PIERRE, S.D. (KELO) — Industrial hemp became legal in South Dakota when Governor Kristi Noem signed the emergency measure March 27. More than 100 days later, her administration is getting closer to submitting a program for the U.S. Department of Agriculture to consider for approval.
State Department of Agriculture spokeswoman JaCee Aaseth said Thursday that South Dakota sent a preliminary version for USDA to look over. She also said state Attorney General Jason Ravnsborg’s office provided feedback on it this week.
Those perspectives will be reflected in the revised version, according to Aaseth. But any hope farmers had to plant this growing season likely has passed.

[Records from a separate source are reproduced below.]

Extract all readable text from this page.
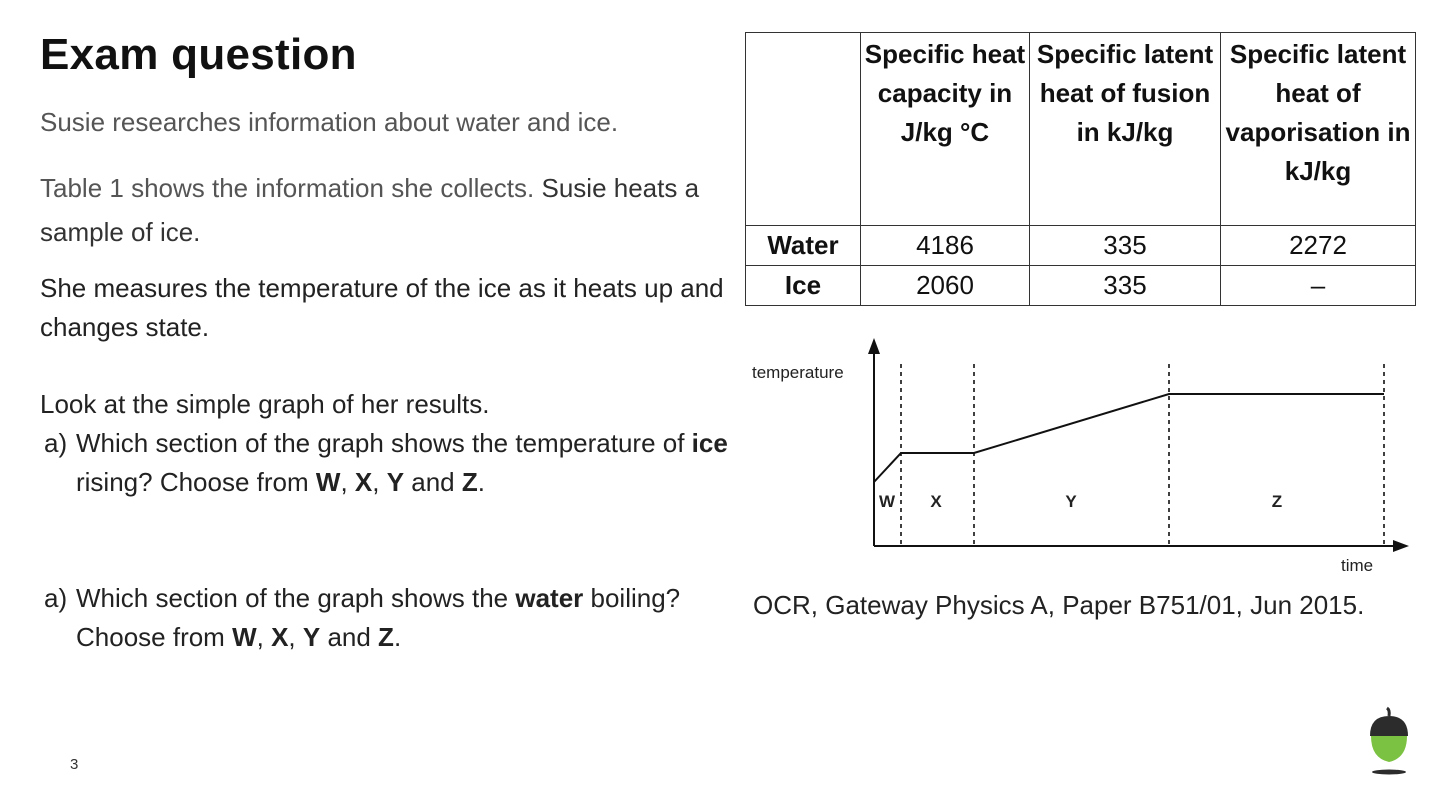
Exam question
Susie researches information about water and ice.
Table 1 shows the information she collects. Susie heats a sample of ice.
She measures the temperature of the ice as it heats up and changes state.
Look at the simple graph of her results.
a) Which section of the graph shows the temperature of ice rising? Choose from W, X, Y and Z.
a) Which section of the graph shows the water boiling?Choose from W, X, Y and Z.
	Specific heat capacity in J/kg °C	Specific latent heat of fusion in kJ/kg	Specific latent heat of vaporisation in kJ/kg
Water	4186	335	2272
Ice	2060	335	–
temperature
time
W X	Y	Z
OCR, Gateway Physics A, Paper B751/01, Jun 2015.
3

“The (department) is working to finalize the plan for submission, staff the program, and continue to work on drafting administrative rules. At this time, there is not a specific target date to start accepting applications,” Aaseth said in an email to KELOLAND News.

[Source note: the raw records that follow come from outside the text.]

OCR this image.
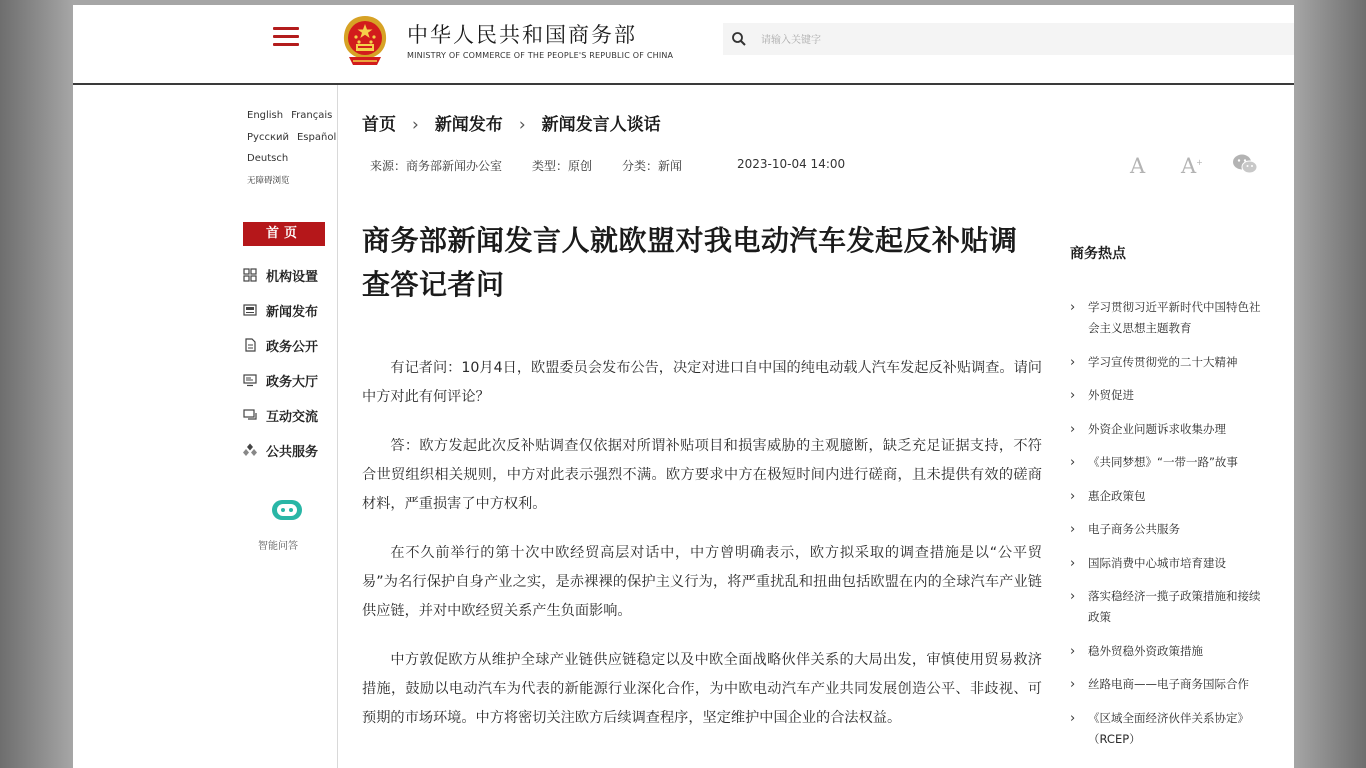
中华人民共和国商务部
MINISTRY OF COMMERCE OF THE PEOPLE'S REPUBLIC OF CHINA
请输入关键字
English Français
Русский Español
Deutsch
无障碍浏览
首页
机构设置
新闻发布
政务公开
政务大厅
互动交流
公共服务
智能问答
首页 › 新闻发布 › 新闻发言人谈话
来源：商务部新闻办公室 类型：原创 分类：新闻	2023-10-04 14:00	A A+
商务部新闻发言人就欧盟对我电动汽车发起反补贴调查答记者问

有记者问：10月4日，欧盟委员会发布公告，决定对进口自中国的纯电动载人汽车发起反补贴调查。请问中方对此有何评论？

答：欧方发起此次反补贴调查仅依据对所谓补贴项目和损害威胁的主观臆断，缺乏充足证据支持，不符合世贸组织相关规则，中方对此表示强烈不满。欧方要求中方在极短时间内进行磋商，且未提供有效的磋商材料，严重损害了中方权利。

在不久前举行的第十次中欧经贸高层对话中，中方曾明确表示，欧方拟采取的调查措施是以“公平贸易”为名行保护自身产业之实，是赤裸裸的保护主义行为，将严重扰乱和扭曲包括欧盟在内的全球汽车产业链供应链，并对中欧经贸关系产生负面影响。

中方敦促欧方从维护全球产业链供应链稳定以及中欧全面战略伙伴关系的大局出发，审慎使用贸易救济措施，鼓励以电动汽车为代表的新能源行业深化合作，为中欧电动汽车产业共同发展创造公平、非歧视、可预期的市场环境。中方将密切关注欧方后续调查程序，坚定维护中国企业的合法权益。

商务热点
› 学习贯彻习近平新时代中国特色社会主义思想主题教育
› 学习宣传贯彻党的二十大精神
› 外贸促进
› 外资企业问题诉求收集办理
› 《共同梦想》“一带一路”故事
› 惠企政策包
› 电子商务公共服务
› 国际消费中心城市培育建设
› 落实稳经济一揽子政策措施和接续政策
› 稳外贸稳外资政策措施
› 丝路电商——电子商务国际合作
› 《区域全面经济伙伴关系协定》（RCEP）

The legislation requires various administrative rules from three state departments: Agriculture, Health and Public Safety. None have been proposed yet. Those typically take several months from start to finish.
Meanwhile, at least six tribal governments with land in South Dakota, as well as all six of South Dakota’s neighboring states, have received the federal government’s go-ahead to grow, process and transport industrial hemp and related products that have no more than three-tenths of 1% of THC.
Nationally, 43 states are operating under plans that were developed either in 2014, when USDA first administered a pilot program for industrial hemp or in the past year, after Congress in the 2018 farm bill fully legalized hemp with a THC content of no more than three-tenths of 1%.
More than 30 tribal governments throughout the country have received USDA approval of their plans, including these with land in South Dakota:
A seventh, the Yankton Sioux tribal government, was drafting a plan, according to USDA’s May 27 national list.
South Dakota voters in November will decide yes or no on two marijuana-legalization measures. Both came from citizens’ petition drives.
Constitutional Amendment A would legalize recreational marijuana for people 18 and older, and charge a 15% state tax.
Initiated Measure 26 would legalize medical use of marijuana for people with valid registration cards.
Governor Noem vetoed industrial-hemp legislation in 2019, saying it would open the door to efforts to legalize marijuana.